Schade eigentlich, denn David Mamet, einer der stilleren, aber besten Drehbuchautoren Hollywoods, war (und ist) eigentlich genau der richtige Mann, einen schicken Thriller zu schreiben. Als Pulitzer-Preisträger, Bühnenautor, zweifach für den Oscar nominierte Drehbuchautor, Regisseur, Essayist, Romanautor und Lyriker ist er seit 1976 im Geschäft, schrieb die grandiosen Vorlagen für "Die Unbestechlichen" und "Wag the Dog" sowie für seine eigens realisierten Filme "State and Main", "Haus der Spiele", "The Winslow Boy" und "Die unsichtbare Falle". Auch in "Heist" ist, vor allem in den oftmals knackigen Dialogen, aber auch in der reifen, durchaus gewitzten Story sein gehobenes Talent erkennbar. Unglücklicherweise sind seine Filme nie nahezu makellose Meisterwerke geworden, was vor allem an einem Problem festzumachen ist: Mamet ist ein fähiger Drehbuchautor, aber nur ein unterdurchschnittlicher Regisseur.

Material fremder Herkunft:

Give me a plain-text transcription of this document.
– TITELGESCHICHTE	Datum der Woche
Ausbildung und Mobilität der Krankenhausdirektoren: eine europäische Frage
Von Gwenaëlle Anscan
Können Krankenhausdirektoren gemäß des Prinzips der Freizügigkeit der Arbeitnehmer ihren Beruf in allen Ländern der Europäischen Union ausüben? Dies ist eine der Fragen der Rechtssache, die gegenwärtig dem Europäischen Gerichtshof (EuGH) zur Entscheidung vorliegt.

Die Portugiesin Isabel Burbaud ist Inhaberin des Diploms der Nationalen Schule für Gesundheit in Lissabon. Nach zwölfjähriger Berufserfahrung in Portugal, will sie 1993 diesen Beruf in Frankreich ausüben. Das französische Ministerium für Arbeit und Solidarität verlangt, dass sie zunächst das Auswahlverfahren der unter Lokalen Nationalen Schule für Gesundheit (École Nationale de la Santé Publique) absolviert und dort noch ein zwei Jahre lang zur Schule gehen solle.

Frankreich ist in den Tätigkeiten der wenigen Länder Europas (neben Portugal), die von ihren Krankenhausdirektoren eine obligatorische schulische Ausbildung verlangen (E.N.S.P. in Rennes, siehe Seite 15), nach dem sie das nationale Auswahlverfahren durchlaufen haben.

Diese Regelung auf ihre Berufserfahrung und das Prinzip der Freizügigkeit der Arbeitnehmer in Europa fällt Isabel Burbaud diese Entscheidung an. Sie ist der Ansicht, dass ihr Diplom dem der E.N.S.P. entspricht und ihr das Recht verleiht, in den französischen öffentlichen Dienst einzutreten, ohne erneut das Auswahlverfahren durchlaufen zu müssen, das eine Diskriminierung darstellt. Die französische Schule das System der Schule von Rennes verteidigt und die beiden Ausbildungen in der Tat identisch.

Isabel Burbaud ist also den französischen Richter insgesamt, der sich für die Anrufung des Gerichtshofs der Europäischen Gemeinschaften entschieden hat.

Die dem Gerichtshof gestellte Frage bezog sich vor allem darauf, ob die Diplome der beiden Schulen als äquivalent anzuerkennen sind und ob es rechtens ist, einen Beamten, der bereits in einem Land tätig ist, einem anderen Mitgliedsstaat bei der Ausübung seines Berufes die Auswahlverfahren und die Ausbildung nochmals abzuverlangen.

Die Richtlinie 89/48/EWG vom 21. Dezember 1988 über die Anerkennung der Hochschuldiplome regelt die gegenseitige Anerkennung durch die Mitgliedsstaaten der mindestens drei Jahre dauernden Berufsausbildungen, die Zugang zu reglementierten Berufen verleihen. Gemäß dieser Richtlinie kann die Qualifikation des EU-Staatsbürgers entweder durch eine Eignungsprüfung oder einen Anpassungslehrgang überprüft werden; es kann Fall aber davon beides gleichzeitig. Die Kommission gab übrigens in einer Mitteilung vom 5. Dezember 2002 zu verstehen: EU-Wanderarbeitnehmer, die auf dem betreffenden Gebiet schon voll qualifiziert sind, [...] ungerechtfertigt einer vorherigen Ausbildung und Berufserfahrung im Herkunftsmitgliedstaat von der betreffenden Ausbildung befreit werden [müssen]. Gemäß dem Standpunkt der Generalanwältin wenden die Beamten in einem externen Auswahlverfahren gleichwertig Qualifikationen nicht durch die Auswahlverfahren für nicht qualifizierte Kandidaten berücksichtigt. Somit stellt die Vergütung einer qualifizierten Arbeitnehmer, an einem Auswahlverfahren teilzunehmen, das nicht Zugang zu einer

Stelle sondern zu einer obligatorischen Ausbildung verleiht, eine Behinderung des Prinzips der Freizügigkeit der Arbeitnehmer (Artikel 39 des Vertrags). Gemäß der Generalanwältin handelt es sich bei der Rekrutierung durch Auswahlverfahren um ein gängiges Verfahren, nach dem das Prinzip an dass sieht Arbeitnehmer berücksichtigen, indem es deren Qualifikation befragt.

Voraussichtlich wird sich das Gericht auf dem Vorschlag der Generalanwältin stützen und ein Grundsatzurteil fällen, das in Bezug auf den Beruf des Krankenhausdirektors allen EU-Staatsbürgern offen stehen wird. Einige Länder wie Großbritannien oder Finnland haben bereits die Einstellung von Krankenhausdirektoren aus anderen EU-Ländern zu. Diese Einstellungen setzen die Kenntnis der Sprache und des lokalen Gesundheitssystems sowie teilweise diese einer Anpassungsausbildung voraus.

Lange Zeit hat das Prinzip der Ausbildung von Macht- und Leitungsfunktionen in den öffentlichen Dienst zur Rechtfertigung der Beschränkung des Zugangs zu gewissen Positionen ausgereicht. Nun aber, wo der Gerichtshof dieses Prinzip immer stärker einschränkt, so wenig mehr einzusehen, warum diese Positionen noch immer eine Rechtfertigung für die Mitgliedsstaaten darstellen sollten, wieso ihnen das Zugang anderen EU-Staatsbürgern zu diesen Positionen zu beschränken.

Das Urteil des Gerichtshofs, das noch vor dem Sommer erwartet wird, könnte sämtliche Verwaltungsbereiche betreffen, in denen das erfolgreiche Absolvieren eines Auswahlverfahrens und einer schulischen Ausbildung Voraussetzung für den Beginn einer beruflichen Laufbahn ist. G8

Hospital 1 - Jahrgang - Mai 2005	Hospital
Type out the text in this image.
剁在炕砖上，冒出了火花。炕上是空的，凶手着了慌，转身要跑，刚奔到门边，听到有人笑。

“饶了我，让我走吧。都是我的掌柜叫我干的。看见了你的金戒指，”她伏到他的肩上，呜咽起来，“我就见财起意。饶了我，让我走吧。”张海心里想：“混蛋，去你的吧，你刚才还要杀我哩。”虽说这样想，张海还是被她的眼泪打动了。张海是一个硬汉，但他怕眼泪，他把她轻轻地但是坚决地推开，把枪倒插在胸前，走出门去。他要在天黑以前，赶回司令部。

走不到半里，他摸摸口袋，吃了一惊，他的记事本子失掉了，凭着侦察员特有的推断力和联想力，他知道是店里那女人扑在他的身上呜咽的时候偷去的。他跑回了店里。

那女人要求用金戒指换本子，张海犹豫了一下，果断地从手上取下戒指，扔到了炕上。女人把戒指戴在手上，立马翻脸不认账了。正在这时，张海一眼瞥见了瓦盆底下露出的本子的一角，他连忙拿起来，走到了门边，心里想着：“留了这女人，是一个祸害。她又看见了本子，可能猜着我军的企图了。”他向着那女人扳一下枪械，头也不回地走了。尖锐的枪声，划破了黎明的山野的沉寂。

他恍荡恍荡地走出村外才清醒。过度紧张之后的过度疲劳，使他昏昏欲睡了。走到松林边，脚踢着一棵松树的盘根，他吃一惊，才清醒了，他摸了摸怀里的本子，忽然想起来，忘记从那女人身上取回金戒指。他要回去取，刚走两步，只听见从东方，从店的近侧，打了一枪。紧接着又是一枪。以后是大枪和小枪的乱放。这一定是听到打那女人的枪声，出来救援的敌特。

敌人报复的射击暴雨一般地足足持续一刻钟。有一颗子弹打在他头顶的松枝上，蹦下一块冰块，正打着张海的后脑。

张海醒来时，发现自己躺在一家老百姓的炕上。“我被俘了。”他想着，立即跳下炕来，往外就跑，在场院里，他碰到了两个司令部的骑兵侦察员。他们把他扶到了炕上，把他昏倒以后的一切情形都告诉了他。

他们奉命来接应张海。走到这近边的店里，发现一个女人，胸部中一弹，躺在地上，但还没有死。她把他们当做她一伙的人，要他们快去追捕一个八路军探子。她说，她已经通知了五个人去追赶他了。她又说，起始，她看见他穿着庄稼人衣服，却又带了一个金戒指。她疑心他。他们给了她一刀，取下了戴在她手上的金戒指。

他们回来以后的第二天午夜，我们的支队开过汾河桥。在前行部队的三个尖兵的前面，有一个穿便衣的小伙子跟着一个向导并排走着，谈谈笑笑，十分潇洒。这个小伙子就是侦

Das zeigt sich auch in "Heist" zu Genüge: während sich Gene Hackman und Delroy Lindo gelungene Sprüche an den Kopf werfen, krankt der Thriller am fehlenden Thrill. Der einführende Einbruch ist genauso kalt und unspannend inszeniert wie der "große, letzte Coup". So schneidet Mamet den letzten Überfall gemütlich vor sich hin, verzichtet auf etwas adrenalintreibende Musik und versäumt es, den Zuschauer nur irgendwie für den Raub zu interessieren. Gut, vielleicht war es auch viel mehr Mamets Ziel, einen gediegenen Streifen zu drehen, der eben von seinen Charakteren und nicht von oberflächlicher Action lebt. Dazu hat er seine Figuren, vielleicht bis auf Gene Hackmans Joe und Delroy Lindos Bobby, aber dann doch zu grob angelegt. Vor allem das Verhalten von Joes Frau Fran bleibt unmotiviert und wenig nachvollziehbar. Danny DeVito als Bergman und Sam Rockwell als sein Assistent Jimmy verleihen ihren Rollen allein aufgrund ihres Charisma genügend (wenn auch nicht viel) Tiefe, aber es reicht, um ihre Handlungsweisen zu erklären. Die (mitentscheidende) Rolle von Fran jedoch steht zu holzschnittartig im Raum.

So lässig letztlich auch manche Sprüche in "Heist" sein mögen ("Kriegt Joe das geregelt?" - "Oh ja, der Mann ist so cool, wenn der ins Bett geht, zählen die Schafe ihn"), Mamets Inszenierung fehlt es auch an eindeutiger Aussage und Zuordnung. "Gewalt ist gefühlsbetont - wenn man sie als emotionslos zeigt, wirkt sie fast automatisch ironisch.", so Mamet. Leider ist das Wörtchen "fast" hier entscheidend, denn für einen ironisch-satirischen Tarantino-Trip ist "Heist" zu ernsthaft, für einen seriösen Thriller mit seiner Gewaltironie zu kantig. Was bleibt, ist ein durch seine Dialoge oftmals spaßiger, insgesamt aber unrunder Thriller, der vielleicht unter einem Regisseur wie Bryan Singer ("Die üblichen Verdächtigen"), Curtis Hanson ("L.A. Confidential") oder Jonathan Demme ("Schweigen der Lämmer") richtig gut geworden wäre.